8/10
An Anti-War Movie
3 August 2019
This is the saga of a family of farmers, some of whom become distinguished soldiers and even generals. It begins the evening when one of their numbers comes home, having captured an enemy general, earning great praise. That night, his nephew is born, as is the son of the local daimyo. We don't follow the nobleman, but the farmer, as he grows up, is persuaded not to run off to war by getting him a wife, has sons and daughter, and.... well, 'persists' is the best word I can think of, while other men in his family go to war and die, while the women move to town, and go mad, while the river Fuefuki flows outside the house that everyone refers to as an 'insect trap.'

Keisuke Kinoshita's movie is an epic, but it breaks the rules, by being an anti-war epic.
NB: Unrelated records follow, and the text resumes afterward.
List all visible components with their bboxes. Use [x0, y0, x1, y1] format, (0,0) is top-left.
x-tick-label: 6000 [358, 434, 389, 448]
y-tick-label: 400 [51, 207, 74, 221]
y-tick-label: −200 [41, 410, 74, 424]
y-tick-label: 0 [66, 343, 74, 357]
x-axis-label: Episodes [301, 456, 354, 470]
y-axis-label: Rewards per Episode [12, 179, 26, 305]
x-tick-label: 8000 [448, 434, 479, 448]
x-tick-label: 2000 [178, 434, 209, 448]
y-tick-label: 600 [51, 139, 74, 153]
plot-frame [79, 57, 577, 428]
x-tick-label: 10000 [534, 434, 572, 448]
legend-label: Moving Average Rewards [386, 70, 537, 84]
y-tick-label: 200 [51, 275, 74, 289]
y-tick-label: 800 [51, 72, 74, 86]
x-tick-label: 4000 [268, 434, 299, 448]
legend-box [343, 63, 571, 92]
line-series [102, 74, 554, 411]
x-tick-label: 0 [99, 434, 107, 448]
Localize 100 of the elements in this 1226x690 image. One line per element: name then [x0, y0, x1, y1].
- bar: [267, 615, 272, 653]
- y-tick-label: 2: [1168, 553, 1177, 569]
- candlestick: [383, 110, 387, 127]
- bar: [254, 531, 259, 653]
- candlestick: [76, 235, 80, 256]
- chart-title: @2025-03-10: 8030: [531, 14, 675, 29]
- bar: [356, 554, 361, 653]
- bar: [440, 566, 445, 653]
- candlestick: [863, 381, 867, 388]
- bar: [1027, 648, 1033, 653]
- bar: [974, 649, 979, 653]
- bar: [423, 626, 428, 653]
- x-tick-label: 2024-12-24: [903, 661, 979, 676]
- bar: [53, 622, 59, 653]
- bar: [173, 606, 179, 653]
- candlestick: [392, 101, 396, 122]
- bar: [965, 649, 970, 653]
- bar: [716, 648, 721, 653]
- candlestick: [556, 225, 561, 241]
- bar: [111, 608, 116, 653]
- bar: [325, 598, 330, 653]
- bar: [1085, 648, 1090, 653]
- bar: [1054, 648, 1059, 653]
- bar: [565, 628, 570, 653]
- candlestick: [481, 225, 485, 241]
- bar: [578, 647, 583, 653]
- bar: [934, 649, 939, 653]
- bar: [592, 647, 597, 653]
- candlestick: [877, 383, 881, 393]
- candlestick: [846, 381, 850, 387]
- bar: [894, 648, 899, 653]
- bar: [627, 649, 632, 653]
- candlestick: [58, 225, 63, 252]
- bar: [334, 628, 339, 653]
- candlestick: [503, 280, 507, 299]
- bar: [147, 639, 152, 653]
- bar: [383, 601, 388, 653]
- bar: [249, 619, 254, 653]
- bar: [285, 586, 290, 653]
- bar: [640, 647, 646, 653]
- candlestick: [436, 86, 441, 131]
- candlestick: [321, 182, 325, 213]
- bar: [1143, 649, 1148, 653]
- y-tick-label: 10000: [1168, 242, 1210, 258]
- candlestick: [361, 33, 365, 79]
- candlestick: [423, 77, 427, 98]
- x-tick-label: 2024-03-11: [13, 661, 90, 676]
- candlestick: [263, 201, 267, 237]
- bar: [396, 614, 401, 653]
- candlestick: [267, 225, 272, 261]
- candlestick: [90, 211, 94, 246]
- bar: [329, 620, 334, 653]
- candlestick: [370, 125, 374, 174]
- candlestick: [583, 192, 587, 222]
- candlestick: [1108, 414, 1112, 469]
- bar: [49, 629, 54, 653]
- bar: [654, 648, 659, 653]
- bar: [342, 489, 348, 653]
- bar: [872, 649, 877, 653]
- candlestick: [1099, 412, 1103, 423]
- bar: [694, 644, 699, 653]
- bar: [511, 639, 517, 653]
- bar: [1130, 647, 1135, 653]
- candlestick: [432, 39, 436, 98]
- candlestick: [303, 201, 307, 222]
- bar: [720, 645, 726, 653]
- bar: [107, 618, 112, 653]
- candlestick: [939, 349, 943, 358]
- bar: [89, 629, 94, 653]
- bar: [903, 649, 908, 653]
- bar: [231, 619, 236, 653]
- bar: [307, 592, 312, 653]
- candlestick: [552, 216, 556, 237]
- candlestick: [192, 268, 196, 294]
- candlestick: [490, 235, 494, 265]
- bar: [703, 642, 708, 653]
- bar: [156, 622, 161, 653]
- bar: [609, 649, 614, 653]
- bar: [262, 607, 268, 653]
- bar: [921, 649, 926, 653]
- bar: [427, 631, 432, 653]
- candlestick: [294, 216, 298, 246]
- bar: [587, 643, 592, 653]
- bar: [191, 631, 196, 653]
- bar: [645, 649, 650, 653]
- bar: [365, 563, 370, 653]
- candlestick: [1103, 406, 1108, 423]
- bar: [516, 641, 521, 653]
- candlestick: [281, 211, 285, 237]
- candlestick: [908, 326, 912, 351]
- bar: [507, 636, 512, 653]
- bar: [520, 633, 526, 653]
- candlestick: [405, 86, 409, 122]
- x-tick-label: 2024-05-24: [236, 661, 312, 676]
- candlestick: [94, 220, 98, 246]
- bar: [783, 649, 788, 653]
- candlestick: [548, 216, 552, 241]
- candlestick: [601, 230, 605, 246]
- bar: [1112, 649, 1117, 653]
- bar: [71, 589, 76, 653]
It's shot in wide screen, with an aspect ratio of 2.35:1, but it's not shot in color, color is shot through it, in tints and tones and what looks like Handschlegel effects, and gels that color part of the screen like airbrushed clouds. This is the war of the samurai class, so these splashes of color suggest old scrolls. However, that's during battles, and the aftermath. When it's just the peasants, and no one is dying, it's all black and white. Back when this was made, black & white was the film of reality. Color was for fantasy, or perhaps madness. Over all, it's saying "We could do this sort of movie straight and make the Big Bucks. That's not we want to do."

There's quite a cast, and Kinoshita and his regular cameraman, Hiroshi Kusuda, know how to fill that wide, wide screen. The samurai sequences are shot as well as anything that Kurosawa did, but his sequences lack Kurosawa's bravado.... and his humor. Kurosawa's samurai might be stupid, but they are always noble. There are no crippled mothers in Kurosawa, so far as I can recall, hobbling along as fast as a mounted army, begging her sons to come home. There are no samurai killing themselves so they won't suffer the agonies of burning to death, while priests sit calmly. There are no silk merchants burned to death because they dare to be rich in Kurosawa's films.... although perhaps he and his collaborators might write it so they deserve to die for other things. Because they are not samurai, they are merchants, and so they are evil.

Well, Kurosawa's family was a samurai family. I have no idea about Kinoshita's family. In 2019, this looks like going well overboard to make a point. Given the popularity of samurai movies when it was made, I'm not sure.